In order to reduce the number of messages sent to CloudAMQP to stay within the free plan, I decided to follow these recommendations. I therefore used the options --without-gossip --without-mingle --without-heartbeat
. Since then, I have been using these options by default for all my celery projects but I am not sure if there are any side-effects I am not aware of.
Please note:
- we now moved to a Redis broker and do not have that much limitations on the number of messages sent to the broker
- we have several instances running multiple celery workers with multiple queues
This is the base documentation which doesn't give us much info
heartbeat
Is related to communication between the worker and the broker (in your case the broker is CloudAMQP).
See explanation
With the --without-heartbeat
the worker won't send heartbeat events
mingle
It only asks for "logical clocks" and "revoked tasks" from other workers on startup.
Taken from whatsnew-3.1
The worker will now attempt to synchronize with other workers in the same cluster.

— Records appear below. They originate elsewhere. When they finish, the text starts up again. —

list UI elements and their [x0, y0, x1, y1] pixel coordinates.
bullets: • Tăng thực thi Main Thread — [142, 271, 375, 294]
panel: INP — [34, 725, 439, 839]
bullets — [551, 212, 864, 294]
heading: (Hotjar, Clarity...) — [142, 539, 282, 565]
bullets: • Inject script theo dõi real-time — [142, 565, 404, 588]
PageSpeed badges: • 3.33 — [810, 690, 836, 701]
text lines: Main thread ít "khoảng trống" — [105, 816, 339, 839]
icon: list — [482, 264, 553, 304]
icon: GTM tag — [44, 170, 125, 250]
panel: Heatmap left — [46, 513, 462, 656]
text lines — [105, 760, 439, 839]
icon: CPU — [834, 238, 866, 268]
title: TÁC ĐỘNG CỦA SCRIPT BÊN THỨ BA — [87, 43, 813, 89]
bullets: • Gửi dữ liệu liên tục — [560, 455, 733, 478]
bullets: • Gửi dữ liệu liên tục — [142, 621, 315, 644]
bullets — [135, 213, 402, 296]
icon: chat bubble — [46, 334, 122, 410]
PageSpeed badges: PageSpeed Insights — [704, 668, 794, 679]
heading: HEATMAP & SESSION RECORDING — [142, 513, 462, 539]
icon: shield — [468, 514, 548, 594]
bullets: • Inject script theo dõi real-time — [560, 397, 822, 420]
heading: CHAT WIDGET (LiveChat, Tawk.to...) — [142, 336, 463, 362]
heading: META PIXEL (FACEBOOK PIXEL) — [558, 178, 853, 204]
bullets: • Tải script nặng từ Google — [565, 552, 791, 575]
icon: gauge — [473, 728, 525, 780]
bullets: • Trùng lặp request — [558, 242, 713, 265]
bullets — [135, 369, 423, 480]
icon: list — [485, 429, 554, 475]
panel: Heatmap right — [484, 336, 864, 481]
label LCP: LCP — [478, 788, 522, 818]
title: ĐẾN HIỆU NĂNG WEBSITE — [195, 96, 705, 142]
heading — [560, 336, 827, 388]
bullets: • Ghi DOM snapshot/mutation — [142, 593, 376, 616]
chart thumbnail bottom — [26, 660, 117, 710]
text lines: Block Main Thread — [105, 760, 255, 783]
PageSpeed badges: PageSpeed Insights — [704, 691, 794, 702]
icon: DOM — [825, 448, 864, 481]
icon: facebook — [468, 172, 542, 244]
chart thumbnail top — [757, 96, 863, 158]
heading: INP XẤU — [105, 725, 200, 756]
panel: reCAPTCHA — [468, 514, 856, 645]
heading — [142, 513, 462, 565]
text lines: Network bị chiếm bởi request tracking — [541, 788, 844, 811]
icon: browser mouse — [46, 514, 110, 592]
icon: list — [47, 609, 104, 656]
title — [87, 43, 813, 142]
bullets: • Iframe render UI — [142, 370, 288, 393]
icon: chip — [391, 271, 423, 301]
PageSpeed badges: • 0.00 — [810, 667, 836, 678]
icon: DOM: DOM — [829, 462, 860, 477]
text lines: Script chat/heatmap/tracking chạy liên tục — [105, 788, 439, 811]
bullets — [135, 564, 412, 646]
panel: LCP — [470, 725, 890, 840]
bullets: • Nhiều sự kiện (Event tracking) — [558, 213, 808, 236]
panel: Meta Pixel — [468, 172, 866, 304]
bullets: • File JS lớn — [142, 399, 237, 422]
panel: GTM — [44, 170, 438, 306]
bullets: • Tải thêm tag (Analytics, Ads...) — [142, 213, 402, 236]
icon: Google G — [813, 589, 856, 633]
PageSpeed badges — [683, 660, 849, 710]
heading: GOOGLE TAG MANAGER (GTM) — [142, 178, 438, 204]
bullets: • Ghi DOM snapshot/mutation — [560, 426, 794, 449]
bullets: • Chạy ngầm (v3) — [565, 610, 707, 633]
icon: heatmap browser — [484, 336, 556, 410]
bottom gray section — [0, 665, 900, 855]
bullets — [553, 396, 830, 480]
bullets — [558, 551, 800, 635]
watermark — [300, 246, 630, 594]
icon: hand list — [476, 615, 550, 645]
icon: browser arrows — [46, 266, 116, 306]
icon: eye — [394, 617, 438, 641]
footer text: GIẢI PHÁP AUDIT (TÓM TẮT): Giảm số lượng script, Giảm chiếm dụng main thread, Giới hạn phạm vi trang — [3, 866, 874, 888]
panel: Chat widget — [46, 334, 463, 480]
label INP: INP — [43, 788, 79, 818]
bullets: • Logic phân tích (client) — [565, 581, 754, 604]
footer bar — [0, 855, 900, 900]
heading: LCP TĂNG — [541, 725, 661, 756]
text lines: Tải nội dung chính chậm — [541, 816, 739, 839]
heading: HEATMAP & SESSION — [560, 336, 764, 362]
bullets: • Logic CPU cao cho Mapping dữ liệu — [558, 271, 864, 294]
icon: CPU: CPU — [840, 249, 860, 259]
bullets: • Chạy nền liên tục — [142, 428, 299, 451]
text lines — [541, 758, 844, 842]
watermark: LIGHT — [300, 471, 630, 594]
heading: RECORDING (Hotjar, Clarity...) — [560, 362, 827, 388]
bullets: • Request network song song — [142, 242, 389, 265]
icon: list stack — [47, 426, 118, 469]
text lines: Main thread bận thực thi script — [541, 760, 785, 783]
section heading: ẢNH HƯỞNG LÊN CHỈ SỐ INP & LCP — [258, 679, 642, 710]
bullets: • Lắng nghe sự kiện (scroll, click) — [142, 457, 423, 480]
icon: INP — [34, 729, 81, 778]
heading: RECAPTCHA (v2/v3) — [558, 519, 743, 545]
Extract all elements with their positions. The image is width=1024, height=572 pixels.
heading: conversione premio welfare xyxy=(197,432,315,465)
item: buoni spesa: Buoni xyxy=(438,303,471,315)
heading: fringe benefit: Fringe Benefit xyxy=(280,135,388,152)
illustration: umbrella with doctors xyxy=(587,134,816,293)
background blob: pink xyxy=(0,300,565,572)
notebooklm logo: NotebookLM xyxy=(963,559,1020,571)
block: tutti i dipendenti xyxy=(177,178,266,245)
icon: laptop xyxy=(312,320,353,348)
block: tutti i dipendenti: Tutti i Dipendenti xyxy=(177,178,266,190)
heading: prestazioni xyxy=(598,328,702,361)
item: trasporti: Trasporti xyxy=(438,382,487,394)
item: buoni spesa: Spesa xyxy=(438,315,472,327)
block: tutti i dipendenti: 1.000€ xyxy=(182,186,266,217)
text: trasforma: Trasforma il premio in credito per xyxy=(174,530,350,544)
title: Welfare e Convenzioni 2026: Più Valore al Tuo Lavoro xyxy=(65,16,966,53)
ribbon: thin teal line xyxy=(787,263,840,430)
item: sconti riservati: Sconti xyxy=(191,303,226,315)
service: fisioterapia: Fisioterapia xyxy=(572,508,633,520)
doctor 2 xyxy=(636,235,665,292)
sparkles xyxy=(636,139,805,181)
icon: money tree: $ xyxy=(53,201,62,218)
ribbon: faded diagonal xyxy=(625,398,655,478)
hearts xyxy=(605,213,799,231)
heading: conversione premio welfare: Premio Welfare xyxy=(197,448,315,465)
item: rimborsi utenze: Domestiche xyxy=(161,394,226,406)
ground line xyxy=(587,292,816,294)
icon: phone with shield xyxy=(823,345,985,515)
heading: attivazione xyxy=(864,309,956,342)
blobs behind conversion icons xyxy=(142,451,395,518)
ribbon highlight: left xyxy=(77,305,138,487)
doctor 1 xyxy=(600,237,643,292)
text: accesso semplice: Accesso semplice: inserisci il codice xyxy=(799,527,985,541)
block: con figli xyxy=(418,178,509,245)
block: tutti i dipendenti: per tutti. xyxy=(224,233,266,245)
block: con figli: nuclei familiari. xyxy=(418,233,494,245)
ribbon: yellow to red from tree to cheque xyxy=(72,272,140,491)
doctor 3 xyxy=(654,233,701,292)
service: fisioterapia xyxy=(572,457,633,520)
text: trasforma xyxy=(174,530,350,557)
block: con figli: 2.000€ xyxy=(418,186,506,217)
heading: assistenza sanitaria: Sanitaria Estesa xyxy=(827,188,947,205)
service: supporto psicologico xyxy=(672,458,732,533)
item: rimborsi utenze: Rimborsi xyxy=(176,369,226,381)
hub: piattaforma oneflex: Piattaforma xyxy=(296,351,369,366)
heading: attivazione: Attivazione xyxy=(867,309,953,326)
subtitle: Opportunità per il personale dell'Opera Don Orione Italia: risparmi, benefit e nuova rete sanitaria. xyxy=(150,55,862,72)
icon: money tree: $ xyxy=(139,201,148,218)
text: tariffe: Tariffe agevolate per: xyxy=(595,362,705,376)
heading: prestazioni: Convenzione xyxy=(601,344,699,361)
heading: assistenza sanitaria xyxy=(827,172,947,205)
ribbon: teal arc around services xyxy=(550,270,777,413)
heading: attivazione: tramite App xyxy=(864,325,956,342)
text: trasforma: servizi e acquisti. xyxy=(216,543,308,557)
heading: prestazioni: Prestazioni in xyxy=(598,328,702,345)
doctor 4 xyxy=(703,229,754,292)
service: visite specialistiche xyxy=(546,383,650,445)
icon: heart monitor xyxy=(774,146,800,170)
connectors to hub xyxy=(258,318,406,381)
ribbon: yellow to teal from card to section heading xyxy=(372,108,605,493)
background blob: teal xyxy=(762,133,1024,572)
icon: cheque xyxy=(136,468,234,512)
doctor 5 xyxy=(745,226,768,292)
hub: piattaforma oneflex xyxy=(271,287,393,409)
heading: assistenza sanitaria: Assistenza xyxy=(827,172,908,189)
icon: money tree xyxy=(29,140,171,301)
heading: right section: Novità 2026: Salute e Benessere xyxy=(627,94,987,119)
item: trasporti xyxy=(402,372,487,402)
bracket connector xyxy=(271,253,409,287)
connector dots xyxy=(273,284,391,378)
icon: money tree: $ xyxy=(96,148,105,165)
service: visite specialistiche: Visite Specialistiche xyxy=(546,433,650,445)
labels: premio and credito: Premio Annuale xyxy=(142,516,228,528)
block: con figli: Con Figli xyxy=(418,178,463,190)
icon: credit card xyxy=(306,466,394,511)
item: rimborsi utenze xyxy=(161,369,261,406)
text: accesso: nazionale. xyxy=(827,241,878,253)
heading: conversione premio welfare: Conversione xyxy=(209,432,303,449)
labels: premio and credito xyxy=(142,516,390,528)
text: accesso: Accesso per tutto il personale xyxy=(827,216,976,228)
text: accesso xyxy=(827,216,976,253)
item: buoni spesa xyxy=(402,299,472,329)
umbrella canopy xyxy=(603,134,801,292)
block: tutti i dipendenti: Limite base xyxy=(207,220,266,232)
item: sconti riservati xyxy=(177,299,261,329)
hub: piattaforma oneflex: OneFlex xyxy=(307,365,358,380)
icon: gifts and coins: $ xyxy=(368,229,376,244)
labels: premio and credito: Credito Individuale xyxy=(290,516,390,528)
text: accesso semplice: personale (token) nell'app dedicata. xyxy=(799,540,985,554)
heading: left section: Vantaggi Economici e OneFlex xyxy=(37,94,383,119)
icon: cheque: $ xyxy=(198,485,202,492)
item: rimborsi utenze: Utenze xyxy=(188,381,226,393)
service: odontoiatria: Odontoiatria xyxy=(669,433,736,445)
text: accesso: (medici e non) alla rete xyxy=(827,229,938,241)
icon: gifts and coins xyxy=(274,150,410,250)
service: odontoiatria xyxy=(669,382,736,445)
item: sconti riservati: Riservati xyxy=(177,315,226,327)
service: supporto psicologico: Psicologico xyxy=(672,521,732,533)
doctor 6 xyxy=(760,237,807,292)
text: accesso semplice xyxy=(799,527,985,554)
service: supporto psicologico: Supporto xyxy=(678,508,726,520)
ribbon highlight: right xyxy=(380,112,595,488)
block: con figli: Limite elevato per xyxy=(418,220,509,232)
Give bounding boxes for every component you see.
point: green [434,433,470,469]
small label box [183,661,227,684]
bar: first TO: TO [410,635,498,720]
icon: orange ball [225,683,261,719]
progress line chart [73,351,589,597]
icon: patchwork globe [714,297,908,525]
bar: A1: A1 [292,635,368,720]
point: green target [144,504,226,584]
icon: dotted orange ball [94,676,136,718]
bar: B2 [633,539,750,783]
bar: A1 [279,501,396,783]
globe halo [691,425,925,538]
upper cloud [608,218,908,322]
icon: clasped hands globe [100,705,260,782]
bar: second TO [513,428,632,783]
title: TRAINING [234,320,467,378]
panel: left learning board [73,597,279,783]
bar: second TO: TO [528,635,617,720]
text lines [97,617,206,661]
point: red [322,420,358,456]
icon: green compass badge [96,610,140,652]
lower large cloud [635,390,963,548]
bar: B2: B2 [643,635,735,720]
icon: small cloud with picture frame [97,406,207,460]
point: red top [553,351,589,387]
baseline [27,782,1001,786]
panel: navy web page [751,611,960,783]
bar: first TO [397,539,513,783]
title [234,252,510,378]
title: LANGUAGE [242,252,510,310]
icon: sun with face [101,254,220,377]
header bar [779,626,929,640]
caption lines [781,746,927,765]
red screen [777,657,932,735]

Synchronized data currently includes revoked tasks and logical clock.
This only happens at startup and causes a one second startup delay to collect broadcast responses from other workers.
You can disable this bootstep using the --without-mingle argument.
Also see docs
gossip
Workers send events to all other workers and this is currently used for "clock synchronization", but it's also possible to write your own handlers on events, such as on_node_join
, See docs
Taken from whatsnew-3.1
Workers are now passively subscribing to worker related events like heartbeats.
This means that a worker knows what other workers are doing and can detect if they go offline. Currently this is only used for clock synchronization, but there are many possibilities for future additions and you can write extensions that take advantage of this already.
Some ideas include consensus protocols, reroute task to best worker (based on resource usage or data locality) or restarting workers when they crash.
We believe that although this is a small addition, it opens amazing possibilities.
You can disable this bootstep using the --without-gossip argument.